If the incident occurs in the outer railway tube, the passengers cross the inner railway tube on the rescue route. At the emergency exits, there are steps and walkways leading across the railway track so that passengers can cross the track unimpeded to the safe area in the road tunnel.
The illustration shows the escape route to a safe area in the event of an evacuation from the rail tunnel.
When LCC registers an incident in the railway tube, entry to the road tunnel tubes will be blocked with barriers to prevent further vehicle traffic. The speed can be lowered via the variable traffic signs, and the remaining traffic in the road tunnel is guided to the overtaking lane furthest from the emergency lane. The emergency lane then constitutes a safe area as the vehicle traffic is stationary at the tunnel entrance and the last vehicles in the tunnel tube are guided away from the emergency lane.
Evacuated rail passengers can safely remain in the road tunnel’s emergency lane until rescue buses arrive to drive them out of the tunnel.
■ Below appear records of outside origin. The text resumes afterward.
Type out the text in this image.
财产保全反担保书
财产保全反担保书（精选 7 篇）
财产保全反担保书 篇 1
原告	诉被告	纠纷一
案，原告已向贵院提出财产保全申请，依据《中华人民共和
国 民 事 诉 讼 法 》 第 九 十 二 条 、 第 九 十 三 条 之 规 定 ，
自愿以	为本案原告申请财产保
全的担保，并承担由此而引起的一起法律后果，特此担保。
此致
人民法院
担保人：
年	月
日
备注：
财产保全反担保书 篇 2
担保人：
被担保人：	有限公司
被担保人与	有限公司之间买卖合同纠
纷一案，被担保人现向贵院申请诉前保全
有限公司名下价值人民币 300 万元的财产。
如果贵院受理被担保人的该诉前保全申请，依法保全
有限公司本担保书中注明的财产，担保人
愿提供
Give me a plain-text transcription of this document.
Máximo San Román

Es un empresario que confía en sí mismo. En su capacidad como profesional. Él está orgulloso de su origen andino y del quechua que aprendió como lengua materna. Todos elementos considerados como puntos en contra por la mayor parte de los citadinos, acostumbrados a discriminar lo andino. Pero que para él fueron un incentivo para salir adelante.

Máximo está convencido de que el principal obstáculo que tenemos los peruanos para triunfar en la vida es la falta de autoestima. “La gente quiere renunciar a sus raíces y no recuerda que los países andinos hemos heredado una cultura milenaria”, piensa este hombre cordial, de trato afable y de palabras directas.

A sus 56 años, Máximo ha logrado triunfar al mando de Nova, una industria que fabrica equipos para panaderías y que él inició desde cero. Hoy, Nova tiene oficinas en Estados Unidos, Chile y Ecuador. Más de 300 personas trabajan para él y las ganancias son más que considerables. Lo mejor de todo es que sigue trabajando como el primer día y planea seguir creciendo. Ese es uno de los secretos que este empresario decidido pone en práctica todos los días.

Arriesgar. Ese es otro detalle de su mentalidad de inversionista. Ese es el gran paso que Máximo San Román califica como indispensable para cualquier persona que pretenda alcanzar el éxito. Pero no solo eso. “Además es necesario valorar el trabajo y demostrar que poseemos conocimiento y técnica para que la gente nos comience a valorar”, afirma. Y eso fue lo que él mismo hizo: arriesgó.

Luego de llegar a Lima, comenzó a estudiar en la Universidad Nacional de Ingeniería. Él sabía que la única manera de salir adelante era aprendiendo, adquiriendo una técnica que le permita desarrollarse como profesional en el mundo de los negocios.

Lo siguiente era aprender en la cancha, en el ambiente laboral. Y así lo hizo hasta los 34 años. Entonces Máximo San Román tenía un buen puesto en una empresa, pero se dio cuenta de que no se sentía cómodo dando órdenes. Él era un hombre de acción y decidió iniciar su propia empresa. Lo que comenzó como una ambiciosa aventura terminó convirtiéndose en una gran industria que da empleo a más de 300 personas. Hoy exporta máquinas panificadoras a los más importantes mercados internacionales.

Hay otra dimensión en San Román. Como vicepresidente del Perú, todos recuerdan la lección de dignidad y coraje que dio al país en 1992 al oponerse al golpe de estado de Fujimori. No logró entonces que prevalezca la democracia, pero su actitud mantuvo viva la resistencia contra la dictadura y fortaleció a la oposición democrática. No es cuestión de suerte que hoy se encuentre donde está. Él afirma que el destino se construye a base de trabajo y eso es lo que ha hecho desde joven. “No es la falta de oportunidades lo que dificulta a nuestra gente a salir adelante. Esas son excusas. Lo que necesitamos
Critical events in a train tube
Railway accidents are very rare. And incidents where a train catches fire are even rarer. Moreover, a train with a fire on board will almost always be able to drive out of the tunnel.
In the rare situation where there is an incident involving a fire in the rail tunnel or in a train, the tunnel’s control centre and the train traffic’s control centre will immediately ensure that all traffic heading into the tunnel is stopped. Trains that might have already entered the tunnel will usually be able to continue or back out without being affected by the fire. There are strict legal requirements concerning fire protection for both rolling stock and fixtures and fittings (seats, floors, ventilation, barriers between individual carriages, etc.).
If a fire breaks out on board a train, passengers will be asked to walk safely to the unaffected carriages while the train continues directly to the so-called fire-fighting point, just outside the tunnel in open land. From here, passengers will be able to leave the train safely via evacuation pathways which lead to a place of rescue, out in the open.
Should a fire be registered in a rail tube, staff at the tunnel’s control centre will immediately activate the ventilation system to produce pressure in the tubes not affected by the incident. The difference in pressure will prevent any smoke from the affected tube spreading to the other tubes.
In the very rare case of a fire occurring in a train that cannot be extinguished by the fire-fighting equipment available on board, and the train cannot leave the tunnel, passengers will be required to evacuate the train. They will be told to follow the escape route in the rail tube to the safe area located in the road tunnel’s emergency lane. The evacuation from the train will only take a few minutes. Passengers will therefore be able to vacate the tube long before they are endangered by any smoke from the fire.